プライド・パレード…レズビアン・ゲイ・バイセクシュアル・トランスジェンダー(LGBT)文化を讃えるイベント

北欧!自由気ままに子連れ旅」の中で描いた、スウェーデン・ストックホルムの「プライド・パレード」の様子

ジェンダーは男性・女性という伝統的な分け方ではなく、スペクトラム(グラデーション)になっている

自分の理解のためにノートを作ってみたけど、合っているかどうかはわからないので、
詳細は専門書を読んでね!

LGBT+先進国・スウェーデンの教科書的な本

ストックホルムに住むLGBT+の20代の著者が書いていて、現在のスウェーデンの状況が肌感覚でわかる本。
また、LGBT+需要の歴史や文化的・政治的背景にも言及されているので、
まるで教科書を読んでいるように俯瞰的でわかりやすくなっている印象。

若者や高齢者のLGBT+当事者たちの素直な感想や分析も載っているので、教科書的なだけでなく現実的な感じもします。

証言している人は、高齢者、若者(様々なジェンダーを持つ)、LGBT+の子供の親など。多様な視点から語られます。

75歳のゲイの方の証言が、心に刺さる

著者が若い都会出身の方で、その体験談や考えがネイティブ・LGBT+世代的な世界観であるこの本に
より深みを与えているのが、「苦難の歴史を歩んできた高齢者」の証言。
今の日本でもどことなく残っているような差別、偏見にぶつかった苦難の歴史を感じることができます。

同性愛の感覚が「普通」に戻るよう、病院で「治療」を受けさせたほうがいい。と言われました

この証言は衝撃的。

マイノリティ×マイノリティは、強烈な個性

これは個人的な読後の印象。
表紙の絵の中に「ムスリムの男性二人が子供をだっこしている」絵があるんだけど、それに強烈に惹かれた。
マジョリティに属する自分にとって、彼らの「ふつう」は私にとってめちゃくちゃユニークで面白いものじゃないかと思う。
そしてそれが「ふつう」として受容される社会って、めちゃくちゃ面白いんじゃないか。

コロナ禍の時代において、遺伝子的にもライフスタイル的にも「画一化」は生存するのに危険だという感想を持った。
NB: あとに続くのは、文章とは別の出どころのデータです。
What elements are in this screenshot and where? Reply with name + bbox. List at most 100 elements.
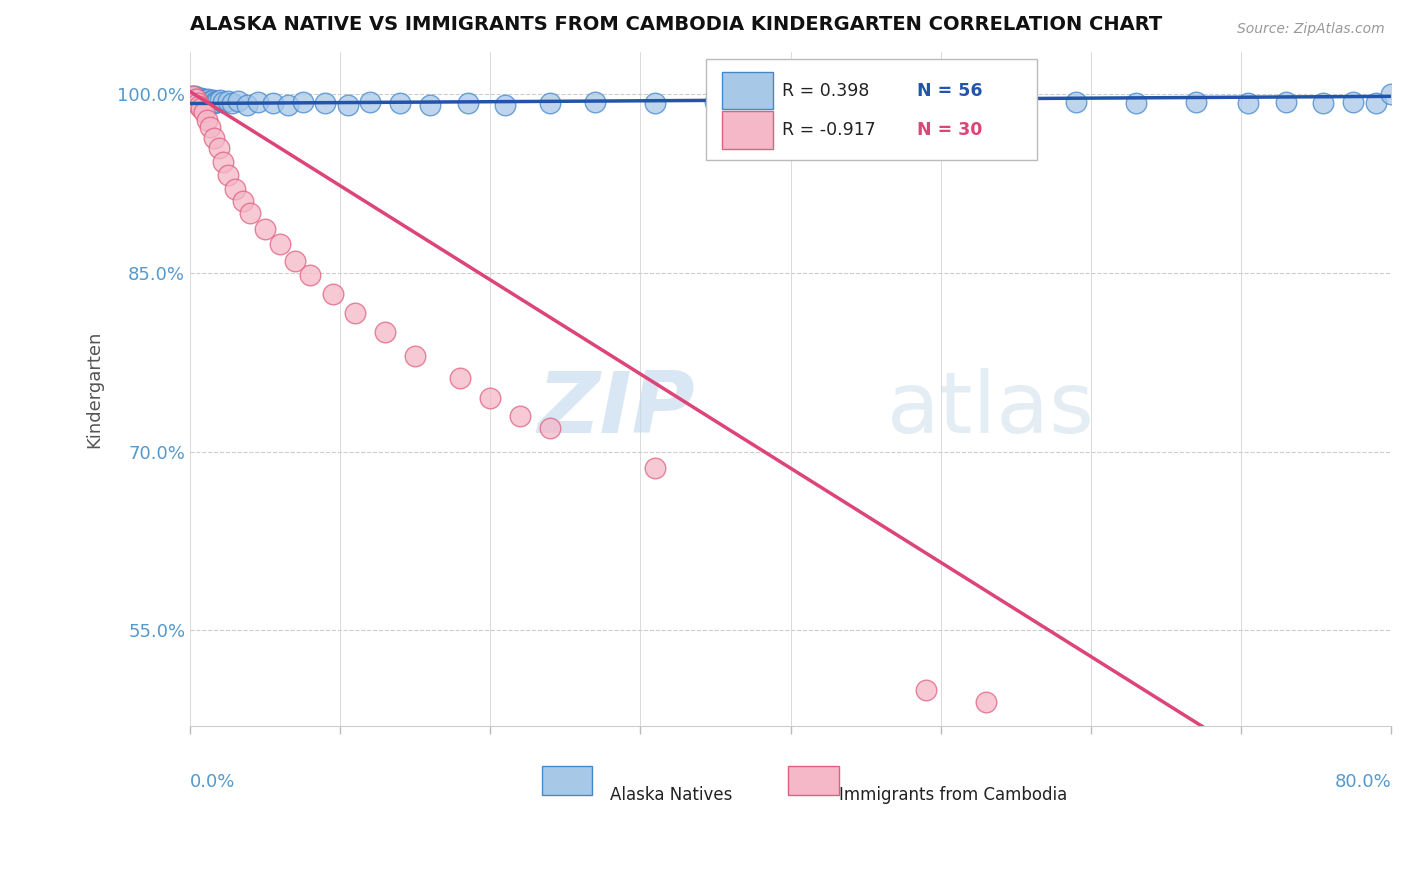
- FancyBboxPatch shape: [723, 111, 772, 149]
- Point: [457, 96, 479, 111]
- Point: [1237, 96, 1260, 111]
- Point: [336, 97, 359, 112]
- Point: [187, 96, 209, 111]
- Point: [404, 349, 426, 363]
- Point: [1379, 87, 1402, 101]
- Point: [359, 95, 381, 110]
- Point: [344, 306, 367, 320]
- Point: [479, 391, 502, 405]
- Point: [212, 95, 235, 110]
- Point: [644, 96, 666, 111]
- Point: [183, 92, 205, 106]
- Text: Alaska Natives: Alaska Natives: [610, 787, 733, 805]
- Point: [195, 95, 218, 110]
- Point: [291, 95, 314, 110]
- Point: [198, 94, 221, 108]
- Point: [187, 94, 209, 108]
- Point: [765, 96, 787, 111]
- Point: [193, 104, 215, 119]
- Point: [262, 96, 284, 111]
- Point: [419, 97, 441, 112]
- Text: N = 56: N = 56: [917, 81, 983, 100]
- Text: atlas: atlas: [887, 368, 1095, 450]
- Point: [449, 370, 471, 384]
- Point: [194, 93, 217, 107]
- Point: [538, 96, 561, 111]
- Point: [205, 95, 228, 110]
- Point: [197, 92, 219, 106]
- Point: [299, 268, 322, 282]
- Point: [974, 695, 997, 709]
- Point: [200, 95, 222, 110]
- Point: [583, 95, 606, 110]
- Point: [322, 287, 344, 301]
- Point: [1312, 96, 1334, 111]
- Point: [188, 99, 211, 113]
- Point: [195, 113, 218, 128]
- Point: [217, 94, 239, 108]
- Point: [221, 96, 243, 111]
- Point: [184, 92, 207, 106]
- Point: [284, 253, 307, 268]
- FancyBboxPatch shape: [706, 59, 1036, 160]
- Point: [209, 93, 232, 107]
- Point: [277, 97, 299, 112]
- Point: [1185, 95, 1208, 110]
- Point: [181, 89, 204, 103]
- Point: [187, 90, 209, 104]
- Point: [884, 96, 907, 111]
- Point: [389, 96, 412, 111]
- Point: [190, 95, 212, 110]
- Point: [254, 221, 277, 235]
- Point: [202, 96, 225, 111]
- Point: [1365, 96, 1388, 111]
- Point: [212, 155, 235, 169]
- Point: [183, 89, 205, 103]
- Text: 0.0%: 0.0%: [190, 773, 235, 791]
- FancyBboxPatch shape: [723, 71, 772, 110]
- Point: [239, 206, 262, 220]
- Point: [202, 131, 225, 145]
- Point: [374, 326, 396, 340]
- Point: [224, 182, 246, 196]
- Text: R = 0.398: R = 0.398: [782, 81, 869, 100]
- Text: N = 30: N = 30: [917, 120, 981, 138]
- Point: [190, 101, 212, 115]
- Point: [191, 94, 214, 108]
- FancyBboxPatch shape: [789, 766, 838, 795]
- Point: [184, 93, 207, 107]
- Point: [945, 95, 967, 110]
- Text: R = -0.917: R = -0.917: [782, 120, 876, 138]
- Y-axis label: Kindergarten: Kindergarten: [86, 330, 103, 448]
- Text: ZIP: ZIP: [537, 368, 695, 450]
- Point: [193, 92, 215, 106]
- Point: [1004, 96, 1026, 111]
- Point: [232, 194, 254, 209]
- Point: [201, 93, 224, 107]
- Point: [509, 409, 531, 423]
- Point: [198, 120, 221, 135]
- Point: [204, 94, 226, 108]
- Text: 80.0%: 80.0%: [1334, 773, 1391, 791]
- Point: [180, 89, 202, 103]
- Point: [704, 95, 727, 110]
- Point: [207, 140, 229, 154]
- Point: [236, 97, 259, 112]
- Point: [246, 95, 269, 110]
- Point: [824, 95, 846, 110]
- Point: [226, 94, 249, 108]
- Point: [1125, 96, 1147, 111]
- Point: [188, 92, 211, 106]
- Point: [1275, 95, 1298, 110]
- Text: Source: ZipAtlas.com: Source: ZipAtlas.com: [1237, 22, 1385, 37]
- Point: [494, 97, 516, 112]
- Point: [914, 683, 936, 698]
- Point: [1343, 95, 1365, 110]
- Point: [190, 90, 212, 104]
- Text: ALASKA NATIVE VS IMMIGRANTS FROM CAMBODIA KINDERGARTEN CORRELATION CHART: ALASKA NATIVE VS IMMIGRANTS FROM CAMBODI…: [190, 15, 1163, 34]
- Point: [314, 96, 336, 111]
- Point: [269, 237, 291, 252]
- Point: [644, 461, 666, 475]
- Text: Immigrants from Cambodia: Immigrants from Cambodia: [838, 787, 1067, 805]
- Point: [181, 90, 204, 104]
いろんな「ふつう」があれば、ある遺伝子や業種、ライフスタイルがうまくいかなくなっても、
ほかの人の「ふつう」でカバーできるかもしれない。

LGBT+というマイノリティの方が当たり前の権利を得ることを訴えるということは、
いろんなマイノリティの方が権利を得る社会を作っていることでもある。

LGBT+内でもマジョリティ(例えば、ステレオタイプな白人のゲイ男性)とマイノリティ(身体的な障害を持っている人や、高齢者、移民、インターセクシュアルな人など)が存在しているっていう視点は目からうろこでした。